I agree that functions inside an enum is a better approach (swift has this capability, let's use it). Can you update the code? Regarding the collection IBOutlet I think it can reduce the amount of code but at the same time is hard to understand. I don't have a strong position. I let you make the decision.

Notice that the swift and obj-c examples are the same, I tried to have the same examples (on both languages) so anyone can compare and i would like to continue with this correspondence.

ericcgu commented 9 years ago

My pleasure.

I also changed this Switch Looking If Statement to a Switch Statement.

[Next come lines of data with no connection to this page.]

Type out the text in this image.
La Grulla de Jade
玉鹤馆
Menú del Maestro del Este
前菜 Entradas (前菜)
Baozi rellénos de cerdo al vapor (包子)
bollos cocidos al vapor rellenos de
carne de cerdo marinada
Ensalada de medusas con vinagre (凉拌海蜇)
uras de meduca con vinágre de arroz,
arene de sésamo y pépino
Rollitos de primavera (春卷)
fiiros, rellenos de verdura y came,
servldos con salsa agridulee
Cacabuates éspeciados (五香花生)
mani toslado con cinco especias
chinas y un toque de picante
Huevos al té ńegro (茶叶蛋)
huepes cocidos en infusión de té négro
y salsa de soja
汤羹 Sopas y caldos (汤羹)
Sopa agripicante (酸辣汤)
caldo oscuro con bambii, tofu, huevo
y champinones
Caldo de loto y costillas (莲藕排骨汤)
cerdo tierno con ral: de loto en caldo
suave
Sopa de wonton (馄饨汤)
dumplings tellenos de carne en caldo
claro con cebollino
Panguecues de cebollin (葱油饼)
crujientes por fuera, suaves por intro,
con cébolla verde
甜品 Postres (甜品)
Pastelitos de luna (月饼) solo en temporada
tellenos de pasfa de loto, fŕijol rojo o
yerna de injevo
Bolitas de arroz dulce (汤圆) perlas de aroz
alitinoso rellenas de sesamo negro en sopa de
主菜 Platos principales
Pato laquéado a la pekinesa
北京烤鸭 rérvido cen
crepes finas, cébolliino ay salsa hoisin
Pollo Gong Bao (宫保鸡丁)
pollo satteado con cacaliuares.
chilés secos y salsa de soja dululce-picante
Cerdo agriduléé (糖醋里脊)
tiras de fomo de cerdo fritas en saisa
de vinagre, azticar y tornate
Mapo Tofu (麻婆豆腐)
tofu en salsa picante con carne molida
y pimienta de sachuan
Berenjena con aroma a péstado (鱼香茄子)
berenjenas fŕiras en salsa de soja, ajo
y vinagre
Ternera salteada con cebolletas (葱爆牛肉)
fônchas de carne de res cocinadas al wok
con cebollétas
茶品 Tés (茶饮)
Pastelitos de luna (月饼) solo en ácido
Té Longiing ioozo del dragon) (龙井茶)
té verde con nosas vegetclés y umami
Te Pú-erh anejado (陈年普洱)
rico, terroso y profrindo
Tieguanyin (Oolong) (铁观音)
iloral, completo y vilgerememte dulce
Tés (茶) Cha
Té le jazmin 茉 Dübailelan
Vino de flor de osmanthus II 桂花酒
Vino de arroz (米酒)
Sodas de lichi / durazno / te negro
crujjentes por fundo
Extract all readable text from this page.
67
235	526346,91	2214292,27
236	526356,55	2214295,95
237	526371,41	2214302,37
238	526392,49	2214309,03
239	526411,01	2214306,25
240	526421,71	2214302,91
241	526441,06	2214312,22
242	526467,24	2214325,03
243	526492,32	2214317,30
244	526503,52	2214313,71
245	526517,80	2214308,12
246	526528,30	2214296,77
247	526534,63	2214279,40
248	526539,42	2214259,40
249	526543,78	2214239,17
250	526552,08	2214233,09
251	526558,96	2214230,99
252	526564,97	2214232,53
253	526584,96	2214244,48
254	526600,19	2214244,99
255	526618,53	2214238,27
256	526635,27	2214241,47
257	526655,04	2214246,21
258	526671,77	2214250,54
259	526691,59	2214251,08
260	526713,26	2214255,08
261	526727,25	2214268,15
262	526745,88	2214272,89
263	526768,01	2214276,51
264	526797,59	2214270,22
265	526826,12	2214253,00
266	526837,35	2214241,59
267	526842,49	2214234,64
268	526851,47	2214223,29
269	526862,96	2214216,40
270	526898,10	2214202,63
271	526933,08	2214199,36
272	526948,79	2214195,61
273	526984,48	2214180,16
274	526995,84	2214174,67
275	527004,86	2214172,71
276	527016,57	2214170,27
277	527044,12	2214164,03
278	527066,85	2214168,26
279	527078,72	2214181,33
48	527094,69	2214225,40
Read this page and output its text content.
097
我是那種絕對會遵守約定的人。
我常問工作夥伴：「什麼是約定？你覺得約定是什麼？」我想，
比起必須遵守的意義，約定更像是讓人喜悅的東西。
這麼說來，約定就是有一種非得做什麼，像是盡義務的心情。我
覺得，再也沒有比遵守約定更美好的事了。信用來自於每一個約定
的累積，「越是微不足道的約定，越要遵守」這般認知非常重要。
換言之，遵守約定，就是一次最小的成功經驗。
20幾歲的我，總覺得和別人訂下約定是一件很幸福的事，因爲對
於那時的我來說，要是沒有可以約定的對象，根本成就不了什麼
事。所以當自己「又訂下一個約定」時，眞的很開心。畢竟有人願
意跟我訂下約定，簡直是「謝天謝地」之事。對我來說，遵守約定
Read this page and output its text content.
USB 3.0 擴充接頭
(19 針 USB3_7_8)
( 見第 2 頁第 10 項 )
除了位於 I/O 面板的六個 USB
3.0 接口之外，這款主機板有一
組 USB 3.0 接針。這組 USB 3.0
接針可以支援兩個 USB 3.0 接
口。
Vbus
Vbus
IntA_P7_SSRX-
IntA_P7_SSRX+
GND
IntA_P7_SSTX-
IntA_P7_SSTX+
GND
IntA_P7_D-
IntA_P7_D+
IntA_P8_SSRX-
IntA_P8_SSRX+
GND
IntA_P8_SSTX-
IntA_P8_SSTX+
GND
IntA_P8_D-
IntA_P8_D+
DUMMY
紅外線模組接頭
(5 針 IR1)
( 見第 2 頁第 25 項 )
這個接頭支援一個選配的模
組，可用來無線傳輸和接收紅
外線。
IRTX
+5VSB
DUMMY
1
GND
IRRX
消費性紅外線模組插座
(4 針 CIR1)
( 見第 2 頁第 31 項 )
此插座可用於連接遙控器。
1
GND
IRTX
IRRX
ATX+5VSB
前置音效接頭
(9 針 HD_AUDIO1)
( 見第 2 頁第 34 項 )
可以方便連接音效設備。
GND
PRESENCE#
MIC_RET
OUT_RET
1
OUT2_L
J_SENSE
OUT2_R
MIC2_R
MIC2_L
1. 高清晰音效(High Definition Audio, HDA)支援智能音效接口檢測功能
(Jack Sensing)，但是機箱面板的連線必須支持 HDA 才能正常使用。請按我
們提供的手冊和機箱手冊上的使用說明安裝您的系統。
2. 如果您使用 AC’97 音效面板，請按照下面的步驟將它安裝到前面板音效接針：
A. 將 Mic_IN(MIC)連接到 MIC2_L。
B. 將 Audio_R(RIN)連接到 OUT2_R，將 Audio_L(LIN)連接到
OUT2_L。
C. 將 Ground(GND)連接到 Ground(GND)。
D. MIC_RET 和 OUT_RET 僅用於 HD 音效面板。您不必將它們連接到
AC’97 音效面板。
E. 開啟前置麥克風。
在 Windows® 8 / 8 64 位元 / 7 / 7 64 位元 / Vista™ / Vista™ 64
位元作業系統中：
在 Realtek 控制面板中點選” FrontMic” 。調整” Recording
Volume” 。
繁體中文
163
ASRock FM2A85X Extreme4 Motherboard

Hope that is OK.

    func getDayFormButton(button: UIButton) -> String
    {
        if button == self.sundayButton { return XLFormWeekDaysCell.kSunday }
        if button == self.mondayButton { return XLFormWeekDaysCell.kMonday }
        if button == self.tuesdayButton { return XLFormWeekDaysCell.kTuesday }
        if button == self.wednesdayButton { return XLFormWeekDaysCell.kWednesday }
        if button == self.thursdayButton { return XLFormWeekDaysCell.kThursday }
        if button == self.fridayButton { return XLFormWeekDaysCell.kFriday }
        return XLFormWeekDaysCell.kSaturday
    }

    func getDayFormButton(button: UIButton) -> String {
        switch button {
        case sundayButton:
            return XLFormWeekDaysCell.kWeekDay.Sunday.description()
        case mondayButton:
            return XLFormWeekDaysCell.kWeekDay.Monday.description()
        case tuesdayButton:
            return XLFormWeekDaysCell.kWeekDay.Tuesday.description()
        case wednesdayButton:
            return XLFormWeekDaysCell.kWeekDay.Wednesday.description()
        case thursdayButton:
            return XLFormWeekDaysCell.kWeekDay.Thursday.description()
        case fridayButton:
            return XLFormWeekDaysCell.kWeekDay.Friday.description()
        default:
            return XLFormWeekDaysCell.kWeekDay.Saturday.description()
        }
    }
ericcgu commented 9 years ago

https://github.com/xmartlabs/XLForm/pull/362

I will try to help out as I study XLForms more.

ericcgu commented 9 years ago

@mtnbarreto

Do you want me to change this for UICustomization?

Let me know.

image

image

mtnbarreto commented 9 years ago

@ericcgu Go ahead! Please update objective-c example as well.

ericcgu commented 9 years ago

@mtnbarreto

If you think this is OK, I will work on converting Obj C right away.